The Dreaded Feelings Factor: Processing Your Emotions During The Big C
Growing up, I sometimes wondered what it would feel like to hear, “You have cancer.” I remember watching movies and TV shows where the character sat in an office and some cute doctor in a lab coat dropped the C-bomb. I always studied the character’s face to watch how he reacted; how would it feel to get that news?
Spoiler alert: it sucks.
At that moment, for me, the air felt thick and heavy. I saw spots on the wall. My stomach lurched. The woman delivering the news sounded distant and incoherent, like she was underwater.

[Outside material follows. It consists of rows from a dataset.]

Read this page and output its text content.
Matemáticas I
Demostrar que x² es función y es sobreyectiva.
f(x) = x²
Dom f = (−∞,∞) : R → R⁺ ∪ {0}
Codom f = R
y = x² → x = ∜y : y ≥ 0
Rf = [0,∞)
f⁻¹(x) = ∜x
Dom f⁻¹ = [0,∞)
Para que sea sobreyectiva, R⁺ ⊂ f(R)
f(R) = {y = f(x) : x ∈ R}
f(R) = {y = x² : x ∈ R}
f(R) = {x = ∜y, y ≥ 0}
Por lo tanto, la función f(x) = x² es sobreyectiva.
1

Like I got transported to another dimension, one where nothing made sense.
Then the diagnosis slowly seeps down over your body, like a terrifying layer of mortal sludge, and the tears come. And the fears come. And the next part of your life begins, the one where you realize you might die a lot earlier than you expected.
You start sharing the news with family and friends (and in my case, post on social media and start writing a book and basically never stop talking about it). Most of the time, you’re scared. You have an omnipresent rope of dread around your neck. But you have a few moments where you laugh at a joke or enjoy a nice Girl Scout cookie and forget for a nanosecond and things are OK. Then the news comes rushing back and that rope tightens again.
It’s a rollercoaster. And it makes you feel a little nutty.
Your friends and family, who are also panic-stricken, genuinely want to help. But in reality, other than listen to you, and be there for you, and cheer you up, there’s nothing they can do to fix your cancer diagnosis. It’s your burden to bear. Still, it’s wonderful to receive their love, reassurance, and empathy. Support and community are strong weapons during a cancer battle.
Sprinkled among their words of support will probably be things like, “Stay positive!” and “You got this!” and other sentiments encouraging you not to dwell on depression and anxiety.
That’s nice to hear. But what about the feelings in your gut - the ones that whisper, “You might not make it. This isn’t fair. How did this happen?”
Should you bury that down? Ignore it? Diminish it? Pretend it’s not there? Let it out in small doses, like when you accidentally shake a bottle of soda so you slowly twist the cap and teeny spurts of air slip out?
Here’s the thing: I discovered if you try and stay positive and skip over the fear, depression, anxiety, resentment, they don’t go away - they still exist and slither into a quieter, more remote part of your psyche. And they become like an emotional Voldemort, just gathering strength and gaining power until…BOOM! They’ll explode and you’ll find yourself in the midst of a very fiery meltdown/ breakdown.
So, what to do?
Well, processing and coping look different for everyone. My personal methodology developed into a blueprint that’s something like this:
Acknowledge your feelings and emotions.
Don’t minimize the chaos running through your brain. Accept it. Sit in it. Say, “Oh hi, despair and hopelessness, nice to see you.” Know that it’s OK to feel this way. I remember going out to dinner one night while in the midst of chemo, and my girlfriend asked how I was. “Awful. Terrible. Absolutely miserable,” I replied. “Yeah, of course,” she said, “You’re allowed to feel that way. It’s OK to feel that way.” She was right. It sucked to feel that way, but it was OK. I gave myself permission to have those feelings - and that in itself made me feel a little better.
Let it all out.
Have you ever had a bad day at work, and you need to come home and vent? We all have. There’s something cleansing and satisfying and healing about releasing the buildup of frustration in your gut. After you acknowledge your feelings, it’s time to release them. Get them out. Vacate those prickly buggers. Cry. Cry some more. Talk about it. Post on social media. Write about it. Purge it out.
Pick yourself up.
And after the purge, it’s time to reboot and recharge. Do whatever you gotta do to make yourself feel better. Eat cheese. Buy some shoes. Watch “Romy & Michele’s High School Reunion” for the millionth time. (Don’t judge, it’s a great film.) Eat more cheese. Go to brunch or a comedy show. Throw on a rainbow wig and embrace your inner RuPaul.
At the end of the day, burying and ignoring the unpleasant emotions becomes counterproductive. Your most growth and healing will stem from those dark moments. The darkness gives weight, meaning, and context to the light – and I promise that will eventually come.
Kimberly is a stage three ovarian cancer survivor who loves writing, reading, weightlifting, coffee, cats, marketing, making bad jokes, and laughing until her stomach hurts.